Denn wirtschaftlicher Erfolg in einem freien Markt stellt sich nur dann ein, wenn man genügend Menschen dient, ihnen ausreichend Nutzen verschafft. Oder andersherum: Je besser ein Unternehmen seiner Kundschaft dient, desto erfolgreicher wird es im Allgemeinen sein.

Dieser Dienst an der Kundschaft wird üblicherweise nicht als ein moralisches Unterfangen betrachtet. Denn das primäre Motiv für unternehmerisches Handeln dürfte in den meisten Fällen der Wunsch nach Erfolg sein, nicht der Wunsch, anderen Menschen etwas Gutes zu tun. Und doch ist es gerade dieser Eigennutz, der ein insgesamt positives Ergebnis hervorbringt, während für viele vermeintliche Wohltaten gilt, dass gut meist das Gegenteil von gut gemeint ist.

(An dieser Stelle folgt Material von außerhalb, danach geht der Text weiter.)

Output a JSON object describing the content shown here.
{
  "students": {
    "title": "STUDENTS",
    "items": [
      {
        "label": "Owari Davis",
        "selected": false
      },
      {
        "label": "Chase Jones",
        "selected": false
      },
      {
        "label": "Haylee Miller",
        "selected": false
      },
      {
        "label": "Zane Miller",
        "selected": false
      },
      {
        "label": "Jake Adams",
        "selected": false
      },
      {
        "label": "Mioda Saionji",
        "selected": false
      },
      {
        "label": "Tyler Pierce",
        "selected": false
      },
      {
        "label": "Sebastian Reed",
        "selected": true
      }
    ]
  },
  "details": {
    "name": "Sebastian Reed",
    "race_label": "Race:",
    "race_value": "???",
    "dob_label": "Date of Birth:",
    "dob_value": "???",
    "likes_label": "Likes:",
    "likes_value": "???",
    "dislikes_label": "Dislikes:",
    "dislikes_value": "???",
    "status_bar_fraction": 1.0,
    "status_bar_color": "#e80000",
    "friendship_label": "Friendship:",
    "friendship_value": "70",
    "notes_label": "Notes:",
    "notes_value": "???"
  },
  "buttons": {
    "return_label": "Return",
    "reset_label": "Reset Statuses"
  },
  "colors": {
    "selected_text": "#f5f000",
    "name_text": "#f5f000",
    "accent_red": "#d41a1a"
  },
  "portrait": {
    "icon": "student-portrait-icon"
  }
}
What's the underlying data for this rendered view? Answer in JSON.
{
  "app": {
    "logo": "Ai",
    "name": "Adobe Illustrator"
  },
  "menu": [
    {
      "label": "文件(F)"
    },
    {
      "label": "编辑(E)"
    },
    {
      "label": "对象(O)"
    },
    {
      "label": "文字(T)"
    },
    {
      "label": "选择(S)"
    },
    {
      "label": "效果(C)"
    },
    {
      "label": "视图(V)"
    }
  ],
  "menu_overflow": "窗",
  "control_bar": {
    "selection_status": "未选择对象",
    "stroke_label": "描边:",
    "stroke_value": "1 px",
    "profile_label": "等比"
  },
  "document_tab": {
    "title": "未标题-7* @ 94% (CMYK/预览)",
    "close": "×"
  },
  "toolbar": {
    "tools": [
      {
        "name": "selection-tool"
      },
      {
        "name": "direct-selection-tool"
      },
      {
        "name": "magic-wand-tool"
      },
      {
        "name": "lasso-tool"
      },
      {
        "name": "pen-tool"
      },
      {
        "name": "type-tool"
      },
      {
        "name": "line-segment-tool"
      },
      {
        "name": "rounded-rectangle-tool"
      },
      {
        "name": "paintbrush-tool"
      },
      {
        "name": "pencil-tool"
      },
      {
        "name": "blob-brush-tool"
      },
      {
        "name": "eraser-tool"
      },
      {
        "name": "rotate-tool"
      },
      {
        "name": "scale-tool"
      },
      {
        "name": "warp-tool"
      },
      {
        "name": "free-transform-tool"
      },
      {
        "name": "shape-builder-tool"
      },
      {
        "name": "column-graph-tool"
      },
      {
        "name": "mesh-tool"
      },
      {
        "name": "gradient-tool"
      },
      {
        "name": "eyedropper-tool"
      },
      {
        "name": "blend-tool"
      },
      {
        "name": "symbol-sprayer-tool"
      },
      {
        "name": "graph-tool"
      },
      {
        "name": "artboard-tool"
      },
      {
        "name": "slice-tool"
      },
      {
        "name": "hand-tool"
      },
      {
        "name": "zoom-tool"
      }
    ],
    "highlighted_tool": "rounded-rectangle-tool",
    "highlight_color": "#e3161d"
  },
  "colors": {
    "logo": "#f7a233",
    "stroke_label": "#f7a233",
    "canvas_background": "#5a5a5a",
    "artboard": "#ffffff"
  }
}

Unternehmerische Auswirkungen sind gemeinnützig


Der Grund für dieses scheinbar paradoxe Ergebnis ist die Unmöglichkeit vollständiger Information. Schon Individuen sind nur begrenzt in der Lage, ihre eigenen Bedürfnisse zu antizipieren. Noch viel weniger zutreffend kann man die Bedürfnisse anderer Menschen erfassen. Solche notwendigerweise fehlerhaften und unvollständigen Informationen zur Grundlage von Produktion und Dienstleistung zu machen, führt zu den bekannten Unzulänglichkeiten einer Planwirtschaft. Daher gibt es außer der Marktwirtschaft keine taugliche Wirtschaftsform für große Gruppen von Menschen, die zudem in einem Mindestmaß von Wohlstand leben wollen.

Doch Marktwirtschaft kann man nicht dekretieren. Um zu funktionieren, benötigt sie unternehmerisches Engagement. Das zu leisten, unternehmerisch tätig zu sein und unternehmerisches Risiko zu tragen, darin besteht die Wahrnehmung der ureigenen unternehmerischen Verantwortung. Deren unmittelbare Auswirkungen sind gemeinnütziger, als man zumeist annimmt. Beispielsweise ist es nicht weniger sozial, eine anonyme Masse von Menschen mit bezahlbarem Brot zu versorgen, als sich an Hilfsprojekten zu beteiligen.

Dass aber auch hinter unserem täglichen Brot ein Unternehmer steht, dessen Engagement und Verantwortungsübernahme wir dieses Produkt verdanken, betrachten wir als selbstverständlich. Das tun übrigens auch viele Unternehmerinnen und Unternehmer. Und verlieren so vielleicht manchmal selbst aus dem Blick, worin der Kern der unternehmerischen Verantwortung besteht: in erfolgreichem Wirtschaften.